A lockout in the National Hockey League now appears certain.
Less than a week before the collective bargaining agreement is to expire, the NHL rejected Thursday a proposal by the union and said it was "extremely disappointed" with the players' offer.
"Not only did the union's proposal fail to move the process forward toward a resolution," said Bill Daly, the NHL executive vice president and chief legal officer, "but, in fact, represented a step backwards in the process."
The owners are pushing for "cost certainty," but the players say that is another term for "salary cap," something they refuse to accept. Daly dismissed Thursday's proposal - the union's first since October - saying the union "simply repackaged its original unacceptable and ineffective proposal from 15 months ago, and even watered it down."
The players, who say the bulk of the league's losses come from only five or six clubs, would prefer a luxury tax and/or revenue sharing, but Daly said the union's latest proposal would mean that more than half of the NHL teams still would lose money and that a third of the 30 teams would lose at least $10-million a year.
The NHL said no new talks are scheduled. WORLD CUP: Team USA looked old and tired in the first two preliminary games of the World Cup of Hockey and seemed headed for an early exit. Now, after an impressive 5-3 victory against Russia that catapulted the team into today's semifinal with Finland, the view of the Americans has gone from being "old" to "experienced."

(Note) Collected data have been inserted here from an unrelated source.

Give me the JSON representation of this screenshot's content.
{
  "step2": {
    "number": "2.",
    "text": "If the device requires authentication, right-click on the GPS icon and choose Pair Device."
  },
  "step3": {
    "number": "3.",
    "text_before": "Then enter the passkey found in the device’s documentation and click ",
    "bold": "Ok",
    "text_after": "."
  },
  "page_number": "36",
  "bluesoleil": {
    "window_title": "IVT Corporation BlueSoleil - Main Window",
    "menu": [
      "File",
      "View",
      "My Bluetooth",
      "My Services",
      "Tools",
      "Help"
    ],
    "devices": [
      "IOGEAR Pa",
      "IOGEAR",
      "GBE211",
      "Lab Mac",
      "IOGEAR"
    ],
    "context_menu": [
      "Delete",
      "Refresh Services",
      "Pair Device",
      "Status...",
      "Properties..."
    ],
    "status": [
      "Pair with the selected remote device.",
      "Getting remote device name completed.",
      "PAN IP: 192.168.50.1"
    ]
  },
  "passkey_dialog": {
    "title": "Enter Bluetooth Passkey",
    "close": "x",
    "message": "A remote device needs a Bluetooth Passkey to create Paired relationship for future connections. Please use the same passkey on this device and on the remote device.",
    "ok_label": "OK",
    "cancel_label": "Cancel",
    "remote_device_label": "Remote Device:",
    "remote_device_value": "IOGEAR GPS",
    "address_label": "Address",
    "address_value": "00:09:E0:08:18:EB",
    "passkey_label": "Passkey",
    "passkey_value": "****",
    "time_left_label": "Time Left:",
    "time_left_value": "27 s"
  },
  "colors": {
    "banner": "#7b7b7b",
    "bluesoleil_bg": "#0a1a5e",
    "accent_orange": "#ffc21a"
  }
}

Seventeen of the 26 players are 30 or older, and it was the unit of left wing Keith Tkachuk, 32, center Mike Modano, 34, and right wing Bill Guerin, 33, that powered the Americans on Tuesday. They have played a combined 42 NHL seasons and competed in 213 games for USA Hockey.
"Those guys aren't old, they've just got a lot of experience," said captain Chris Chelios, 42. "In age, they're still young and at the top of their game. (Age) is not even an issue and now, hopefully, we've silenced that."
COYOTES: Center Mike Ricci will wear No. 40 next season to honor Pat Tillman, who left the NFL's Arizona Cardinals and a multimillion-dollar contract to join the Army Rangers and was killed in Afghanistan.
- Information from other news organizations was used in this report.